LGBT activist drops complaint against Australian bishops over marriage booklet


A Tasmanian LGBT activist and Green Party candidate has withdrawn his discrimination complaint against the Australian Catholic Church over a booklet on marriage he claimed had caused “pain and harm” to people.
At issue was the pastoral letter, Messing with Marriage, issued in booklet form and reportedly distributed to Catholic school children. It explained Catholic opposition to same-sex “marriage” and defended heterosexual marriage as “holy,” God-given and linked inextricably with procreation and child-rearing. It is still being distributed in anticipation of a promised plebiscite on the issue later in the year.
The Tasmanian anti-discrimination commission, which had the option of pursuing the matter even when the complainant withdraws, has announced it is dropping the matter too.
The Institute of Public Affairs’ Simon Breheny hailed the decision as a “victory for freedom of speech and freedom of religion. The laws that allowed for this complaint to be made should be repealed.”
But the Archbishop of Hobart Julian Porteous expressed disappointment that the process ended before the Catholic Church’s freedom of religion and speech could be vindicated. His statement read in part,
“This decision by the Commissioner raises a number of issues which remained unanswered, in particular the ability of the Church to freely express its view on marriage.”
The complainant, Martine Delaney, a male-to-female transgender person, said, “I don’t want to take away anybody’s freedom of speech.” But during two conciliation sessions he did propose changes to the booklet, mostly to reframe its many expressions of Catholic doctrine on marriage and sexuality  as belief rather than fact.
Where the booklet states, “Every man, woman and child has great dignity and worth which can never be taken away. This includes those who experience same-sex attraction,” Delaney proposed preceeding that statement with the words “We hold.”
He also wanted an amendment where the booklet states, “If the civil law ceases to define marriage as traditionally understood, it will be a serious injustice and undermine that common good for which the civil law exists.” Delaney proposed to insert the words “the Church believes.”
Delaney also objected to the statement, “‘Messing with marriage’, therefore, is also ‘messing with kids,’” because, he said, “messing with kids” in Australian culture means sexually abusing them. He proposed changing “messing with kids” to the less inflammatory, “placing the wellbeing of children at risk.”

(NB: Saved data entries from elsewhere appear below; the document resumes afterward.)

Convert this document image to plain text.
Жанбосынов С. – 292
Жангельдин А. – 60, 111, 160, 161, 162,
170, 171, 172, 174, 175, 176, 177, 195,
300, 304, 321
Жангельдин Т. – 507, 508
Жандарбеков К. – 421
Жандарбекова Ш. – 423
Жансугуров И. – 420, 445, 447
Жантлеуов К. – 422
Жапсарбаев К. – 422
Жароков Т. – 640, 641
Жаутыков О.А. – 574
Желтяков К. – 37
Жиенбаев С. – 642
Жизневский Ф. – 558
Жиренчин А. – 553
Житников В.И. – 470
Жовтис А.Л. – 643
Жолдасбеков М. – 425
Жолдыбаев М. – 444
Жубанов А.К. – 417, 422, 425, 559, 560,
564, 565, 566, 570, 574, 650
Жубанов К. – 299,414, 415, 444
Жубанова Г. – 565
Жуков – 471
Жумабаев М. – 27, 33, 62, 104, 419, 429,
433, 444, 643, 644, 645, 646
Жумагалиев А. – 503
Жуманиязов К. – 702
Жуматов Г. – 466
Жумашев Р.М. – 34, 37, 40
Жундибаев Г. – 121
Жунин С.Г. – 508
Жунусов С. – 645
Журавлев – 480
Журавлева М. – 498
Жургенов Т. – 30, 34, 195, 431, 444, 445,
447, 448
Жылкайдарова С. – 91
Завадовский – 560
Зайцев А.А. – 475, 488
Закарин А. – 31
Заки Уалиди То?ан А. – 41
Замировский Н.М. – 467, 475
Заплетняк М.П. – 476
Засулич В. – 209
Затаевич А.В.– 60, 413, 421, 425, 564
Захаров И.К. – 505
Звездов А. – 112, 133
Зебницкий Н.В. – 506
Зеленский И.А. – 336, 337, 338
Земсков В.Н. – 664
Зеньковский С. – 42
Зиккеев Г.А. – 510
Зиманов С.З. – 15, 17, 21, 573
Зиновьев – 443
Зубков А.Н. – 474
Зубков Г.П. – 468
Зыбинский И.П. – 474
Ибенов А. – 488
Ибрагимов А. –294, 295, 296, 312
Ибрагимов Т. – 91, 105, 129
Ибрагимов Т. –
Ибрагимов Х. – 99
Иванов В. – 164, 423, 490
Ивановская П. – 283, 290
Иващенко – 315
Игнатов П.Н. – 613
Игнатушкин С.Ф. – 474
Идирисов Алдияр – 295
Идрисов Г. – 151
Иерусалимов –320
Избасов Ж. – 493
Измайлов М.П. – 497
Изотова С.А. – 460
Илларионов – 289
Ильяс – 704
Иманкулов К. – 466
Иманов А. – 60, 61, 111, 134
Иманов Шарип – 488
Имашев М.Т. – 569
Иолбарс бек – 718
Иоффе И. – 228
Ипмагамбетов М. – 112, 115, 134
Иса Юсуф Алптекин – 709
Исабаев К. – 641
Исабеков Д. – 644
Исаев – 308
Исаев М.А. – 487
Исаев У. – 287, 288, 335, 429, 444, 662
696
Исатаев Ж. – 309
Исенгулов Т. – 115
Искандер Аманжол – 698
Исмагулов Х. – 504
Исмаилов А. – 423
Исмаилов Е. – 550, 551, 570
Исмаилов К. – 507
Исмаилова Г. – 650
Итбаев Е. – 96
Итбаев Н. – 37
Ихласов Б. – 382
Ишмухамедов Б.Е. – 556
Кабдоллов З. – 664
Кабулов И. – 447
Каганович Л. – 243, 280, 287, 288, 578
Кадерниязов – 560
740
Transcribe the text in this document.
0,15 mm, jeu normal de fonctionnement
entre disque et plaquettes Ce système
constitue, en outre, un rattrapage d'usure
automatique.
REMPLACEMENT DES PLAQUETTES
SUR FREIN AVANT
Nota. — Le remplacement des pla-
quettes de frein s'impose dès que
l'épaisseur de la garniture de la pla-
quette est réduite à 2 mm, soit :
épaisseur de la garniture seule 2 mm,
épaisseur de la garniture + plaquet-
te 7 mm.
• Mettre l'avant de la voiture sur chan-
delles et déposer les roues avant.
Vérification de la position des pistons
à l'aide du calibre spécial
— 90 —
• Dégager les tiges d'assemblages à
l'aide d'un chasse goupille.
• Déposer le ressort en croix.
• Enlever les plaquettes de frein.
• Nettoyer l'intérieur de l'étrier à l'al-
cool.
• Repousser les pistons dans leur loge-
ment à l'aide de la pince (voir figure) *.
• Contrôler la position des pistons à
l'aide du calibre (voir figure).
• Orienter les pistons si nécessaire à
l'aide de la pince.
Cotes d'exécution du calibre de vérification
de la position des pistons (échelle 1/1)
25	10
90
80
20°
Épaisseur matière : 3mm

But in the conciliation process, the Catholic bishops rejected his proposals and did not budge. This left Delaney, in his view, only two alternatives, taking the matter to adjudication with the state anti-discrimination tribunal, or withdrawing. “There was no purpose in continuing, he said because the Australian Bishops Conference clearly wasn’t interested in doing anything other than making nice noises.”
Transgender person wants to change church doctrine?
Delaney also did not want to be bound by the silence the conciliation process imposes on the participants. Nor was the prospect of taking the matter before the anti-discrimination tribunal in Tasmania appealing. “Already the case is being used by the other side [the Church] to complain, ‘We are being persecuted. We can’t speak out.’ But Delaney did not want to give opponents of same-sex “marriage” more ammunition in terms of free speech as the plebiscite approaches.
Now Delaney, was raised in “a big Catholic family,” is happy that the public can learn that “the Catholic Church has some antiquated and interestingly strong views on human relationships.”
The booklet aims to present a clear statement of Catholic doctrine on marriage and sexuality, rooted in natural law. “Marriage,” it states, “is an institution designed to support people of the opposite sex to be faithful to each other and to the children of their union. It is not discrimination to reserve it to them.”
It also criticizes homosexual activists’ claim to champion equality. “This appeal to equality and non-discrimination gets things the wrong way around,” it states. “We must treat like cases alike and different cases differently.” Thus those with same-sex attraction are urged to pursue chaste lives.
Lyle Shelton of the Australian Christian Lobby told Australian news agencies that the complaint should never have accepted by the Tasmanian anti-discrimination commission. The LGBT community knew that taking this court would polarize people who do not want LGBT marriages. 

“This was an example of where State-based human rights commissions are often being weaponised by activists against those with different views,” he said, adding that religious organizations and advocates of traditional marriage should not have to worry about “being dragged in front of a tribunal. These laws have no place in Australia.”